Donna recently had the pleasure of Chuck Klosterman visiting her university for an appearance. Yesterday she wrote a few things about Klosterman and I was reminded of why I like his writing. (I know I've written about him before, but I simply wanted to reiterate a few things.)
I blame my slow reading habits as to why my copies of Sex, Drugs, and Cocoa Puffs, Killing Yourself to Live, and IV have sat on my "to-read" shelf for months. I will get to them eventually, but for now, all I really know of Klosterman's work are his articles in Spin and Esquire, and especially his first nonfiction book, Fargo Rock City. Fargo Rock City really inspired me in tackling a subject matter in a serious manner, knowing full well that it is often ridiculed by a lot of people. His personal take on hair metal goes beyond the surface of hair metal itself. In short, his experience as a hair metal fan was the gateway to deeper things.

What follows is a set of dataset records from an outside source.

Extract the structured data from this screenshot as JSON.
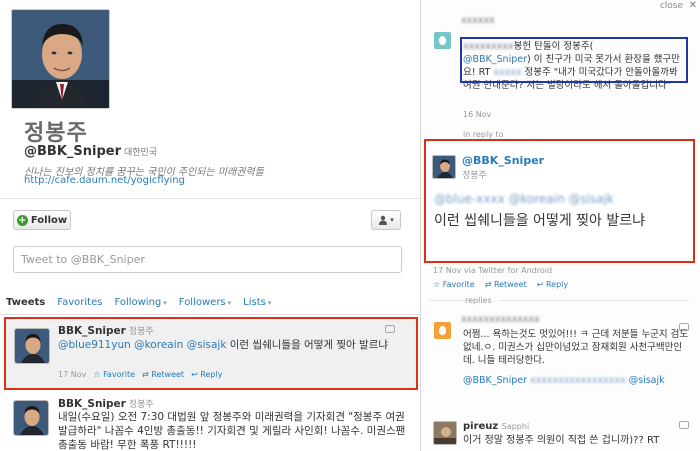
{
  "profile": {
    "name": "정봉주",
    "handle": "@BBK_Sniper",
    "location": "대한민국",
    "bio": "신나는 진보의 정치를 꿈꾸는 국민이 주인되는 미래권력들",
    "url": "http://cafe.daum.net/yogicflying"
  },
  "actions": {
    "follow_label": "Follow",
    "user_menu_icon": "person-icon"
  },
  "composer": {
    "placeholder": "Tweet to @BBK_Sniper"
  },
  "tabs": [
    {
      "label": "Tweets"
    },
    {
      "label": "Favorites"
    },
    {
      "label": "Following"
    },
    {
      "label": "Followers"
    },
    {
      "label": "Lists"
    }
  ],
  "tweets": [
    {
      "user": "BBK_Sniper",
      "display": "정봉주",
      "mentions": "@blue911yun @koreain @sisajk",
      "text": "이런 씹쉐니들을 어떻게 찢아 발르냐",
      "date": "17 Nov",
      "favorite": "Favorite",
      "retweet": "Retweet",
      "reply": "Reply"
    },
    {
      "user": "BBK_Sniper",
      "display": "정봉주",
      "text": "내일(수요일) 오전 7:30 대법원 앞 정봉주와 미래권력을 기자회견 \"정봉주 여권발급하라\" 나꼼수 4인방 총출동!! 기자회견 및 게릴라 사인회! 나꼼수. 미권스팬 총출동 바람! 무한 폭풍 RT!!!!!"
    }
  ],
  "detail": {
    "close_label": "close",
    "close_icon": "x-icon",
    "context_tweet": {
      "line1": "봉헌 탄돌이 정봉주(",
      "mention1": "@BBK_Sniper",
      "line2": ") 이 친구가 미국 못가서 환장을 했구만요! RT",
      "line3": "정봉주 \"내가 미국갔다가 안돌아올까봐 여권 안내준다? 저는 빌랑이라도 해서 돌아올겁니다\"",
      "date": "16 Nov",
      "reply_to": "in reply to"
    },
    "main_tweet": {
      "handle": "@BBK_Sniper",
      "display": "정봉주",
      "text": "이런 씹쉐니들을 어떻게 찢아 발르냐",
      "meta": "17 Nov via Twitter for Android",
      "favorite": "Favorite",
      "retweet": "Retweet",
      "reply": "Reply"
    },
    "replies_label": "replies",
    "reply1": {
      "text": "어쩜... 욕하는것도 멋있어!!! ㅋ 근데 저분들 누군지 검도없네.ㅇ. 미권스가 십만이넘었고 잠재회원 사천구백만인데. 니들 테러당한다.",
      "mention": "@BBK_Sniper",
      "mention_end": "@sisajk"
    },
    "reply2": {
      "user": "pireuz",
      "sub": "Sapphi",
      "text": "이거 정말 정봉주 의원이 직접 쓴 겁니까)?? RT"
    }
  }
}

In reading his stuff, I realized how I can use what I like in life to try and reach a deeper level thought of life itself. If DVD commentary tracks, books on rock bands, and playing in rock bands point me towards something that a book of Socrates's philosophy can't, so be it. I don't listen to commentary tracks to hear how genius and brilliant a director of photography or set designer is. I don't read books on rock bands to get dirt on a band. And I don't play drums to look cool. These are simply some of the things I like and see no reason to jettison them because someone else disapproves.
So if you're looking for a source in what inspires me, a lot of it goes back to Klosterman, among many others, and they are not all writers. I'm talking directors like Jim Henson, Kevin Smith, Peter Jackson, and Mary Harron. And that's something I have no apologies with.